Thursday, 9 June 2011

Jim Shooter. Superboy and the Legion of Super-Heroes #210.

Superboy and the Legion of Super-Heroes #210
Many are the legendary super-villains the world of the American comic has given us; from the senses-shattering menace of Dr Doom to the not so senses-shattering menace of Paste Pot Pete.

But above all other super-villains stands one so terrible, so ominous, the sun hides behind the clouds at the mere mention of his name, and one glance at his dread visage can reputedly reduce a man to dust.

I am of course referring to Jim Shooter.

Jim Shooter was, as we all know, for many years the Editor-in-Chief of Marvel Comics who, with his ideas on man-management and story-telling methodology, cut a swathe of controversy throughout the industry. Anyone who reads James's blog will know he can cut a wilful and sometimes contradictory figure, one moment warming all our cockles with his heart-melting tales of his totally reciprocated love for his underlings, and the next sticking the boot into everyone in sight. He can also turn up on the blogs of people who criticise him, meaning I may be dicing with death just by mentioning him.

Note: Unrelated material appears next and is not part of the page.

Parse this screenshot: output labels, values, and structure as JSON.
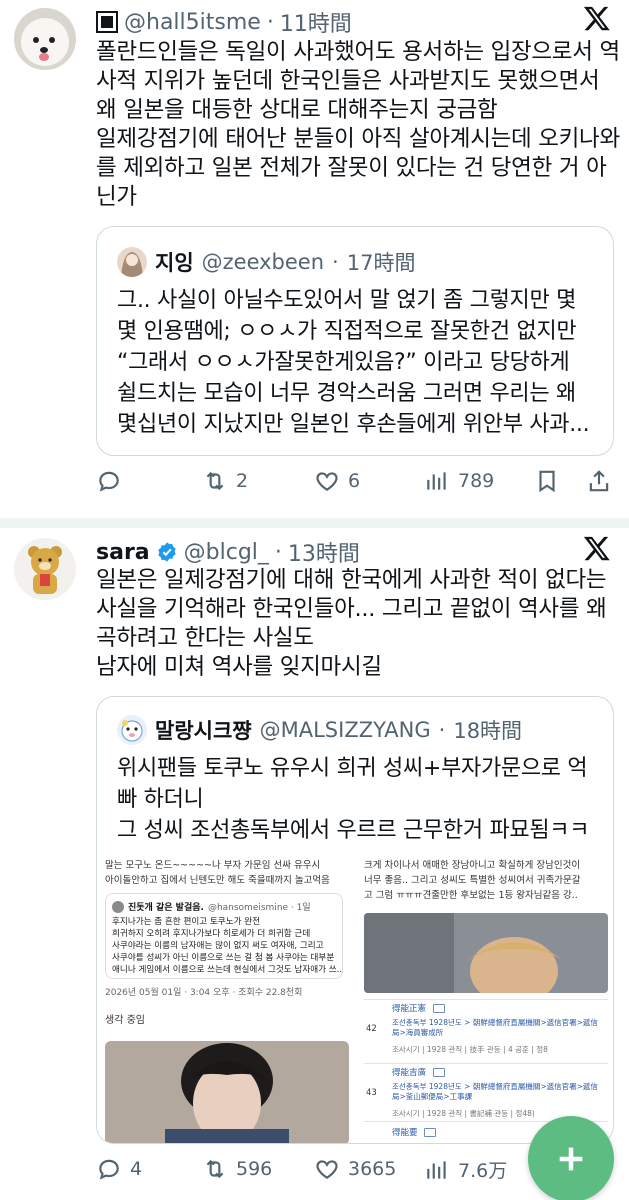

But, before he was The Most Controversial Man In Comics TM, he was of course a humble comic book writer and I'm pretty sure that Superboy and the Legion of Super-Heroes #210 must've been the first comic I ever owned that was written by the man they probably don't know as Shooty.

Superboy and the Legion of Super-Heroes #210, Mike Grell, Soljer
Soljer - a man with feet.
In Shooty's first tale of the issue, a 28th Century soldier, who was buried after throwing himself on a gamma grenade is, two hundred years later, accidentally resurrected by Lightning Lad and decides to complete his mission of destroying Metropolis. He KOs Superboy and almost kills Phantom Girl before Chameleon Boy and Princess Projectra convince him to drop dead on the spot. The tale's drawn by Iron Mike Grell who goes against one of Jim's prime directives by at no point establishing that Phantom Girl has feet. Personally, I don't hold it against him.

In the issue's second tale, Grell instantly establishes that Karate Kid has feet, as the Legionnaire goes to Japan and discovers his late father was a notorious criminal. KK then protects his father's killer from the revenge attack of his own father's lackeys. The tale's probably most notable for the fact that Karate Kid - who's never born any resemblance to the man before - is suddenly a dead ringer for Bruce Lee; a frankly terrible idea that somewhat undermines the story. In fact the outing doesn't really feel like a Legion tale at all, being devoid of other Legionnaires and lacking any super-heroics, while not having anything happen in it that couldn't have happened in a tale set in the present day.
Superboy and the Legion of Super-Heroes #210, Mike Grell, Karate Kid
Karate Kid - a man with hands.
So, what do I make of my first exposure to the words of the Shooty Man?

It's OK. I have to admit that until I recently re-read this comic for the first time since I was a kid, I couldn't remember anything of the lead story. Things came rushing back to me as I re-read it though, especially the near-fatal stabbing of Phantom Girl. The Karate Kid tale'd stuck in my mind a little better but mostly because of the hero-looking-like-Bruce-Lee thing. So, while it's all solid enough and both tales end with the sort of moral that was clearly designed to lift the spirit and impress the young at heart, I have to say, on first exposure to Shooter's Legion, that I do prefer the more expansive and dynamic world of Cary Bates and Dave Cockrum.


Mr-Zentai said...

Wow! The man of third pic like a Kung Fu star - 李小龙

dbutler16 said...

I liked this issue, but especially the first story. Yeah, they must have tried to capitalize on Bruce Lee's popularity, but I don't have a problem with some of the backup stories being low key like this. I think I agree with you in that I prefer the Carey Bates Legion to Shooter's Legion, though.